高橋はるみ知事が4月で、2期目の折り返し地点を迎えた。2年前の前回知事選は、歴代保守系候補で最多となる173万票の大量得票で再選。道議会も道政与党の自民、公明両党が過半数を押さえ、本来ならば高橋道政の絶頂期を迎えているはずだった。
ところが現実は、思うように実績を挙げられず、庁内外の求心力も低下する一方。自民党や経済界など支持母体との関係も次第に冷え込み、三選出馬の布石を打つどころか、当面の道政運営さえ多難な状況だ。
財政再建や支庁制度などの改革を2期目の前半で断行し、後半2年間は選挙戦を見据えた人気取り政策で勢いをつける――。高橋知事は再選直後から、こんな展望を思い描いていたようだ。支庁再編条例を完全な骨抜きにしてまで、3月の道議会で強引に決着させたのは、このためだとも言われる。
しかし、スケジュールさえ狂わなければ良いというものではなかろう。この2年間、高橋道政が繰り出すのは、ほころびを絆創膏で隠したような政策ばかりだった。
道が2月にまとめた財政再建計画は、その代表例だ。道の昨年時点の計画では、道債残高を2014年度までに現在より6,000億円少ない5兆円まで圧縮することになっていた。にもかかわらず、わずか1年でこの計画は頓挫。今年2月の道債残高中期見通しでは、14年度で約5兆6,400億円と、逆に1,400億円も増えてしまった。

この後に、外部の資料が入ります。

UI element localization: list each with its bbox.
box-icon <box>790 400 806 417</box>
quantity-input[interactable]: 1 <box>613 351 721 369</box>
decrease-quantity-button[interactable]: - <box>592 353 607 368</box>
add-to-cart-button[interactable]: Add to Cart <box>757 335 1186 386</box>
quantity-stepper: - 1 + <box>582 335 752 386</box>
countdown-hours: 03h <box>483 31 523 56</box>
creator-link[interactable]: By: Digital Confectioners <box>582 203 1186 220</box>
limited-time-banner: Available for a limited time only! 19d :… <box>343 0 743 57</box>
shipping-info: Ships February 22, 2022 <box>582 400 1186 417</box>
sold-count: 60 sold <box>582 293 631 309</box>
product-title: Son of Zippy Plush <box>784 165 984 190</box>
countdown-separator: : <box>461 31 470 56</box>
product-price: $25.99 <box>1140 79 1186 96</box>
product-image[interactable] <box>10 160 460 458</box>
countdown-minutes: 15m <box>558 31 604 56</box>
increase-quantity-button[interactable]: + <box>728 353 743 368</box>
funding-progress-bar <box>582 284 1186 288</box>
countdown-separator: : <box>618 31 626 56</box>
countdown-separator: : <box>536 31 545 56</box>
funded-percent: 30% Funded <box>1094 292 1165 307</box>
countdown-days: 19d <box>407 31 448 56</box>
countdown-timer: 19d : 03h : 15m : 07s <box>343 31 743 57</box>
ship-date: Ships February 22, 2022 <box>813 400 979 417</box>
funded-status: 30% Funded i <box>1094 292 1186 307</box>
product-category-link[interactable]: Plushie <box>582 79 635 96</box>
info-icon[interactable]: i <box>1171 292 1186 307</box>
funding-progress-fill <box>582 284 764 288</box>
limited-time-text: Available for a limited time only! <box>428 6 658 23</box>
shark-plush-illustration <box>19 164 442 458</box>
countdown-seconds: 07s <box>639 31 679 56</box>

主な原因は景気悪化による税収減、国の景気対策に合わせた公共事業の増加で、同情の余地はある。それでも、明らかに税収見通しを誤ったことには違いなく、そもそも道債残高を単純に減らす目標を立てたこと自体に無理があった。結局は、公共事業の増額を求める"土建屋系"道議に押し切られ、財政再建路線はたった1年で転換を余儀なくされた。
もっとも高橋知事の神経も案外図太かった。しおらしく陳謝するのかと思いきや、記者会見では逆に「道債削減計画を堅持する」と強弁したのだ。財政を一夜で好転させるウルトラCがあるわけではない。削減対象の定義を後付けでつくり、緊急経済対策に伴う発行増加分を計画の「別枠」として発表し、表向きの道債削減を取り繕っただけだ。「玄人には苦しい言い訳にしか聞こえない。いっそのこと計画自体を撤回して、作り直せば良かったのに...」。そんな愚痴は、庁内からも聞こえてくる。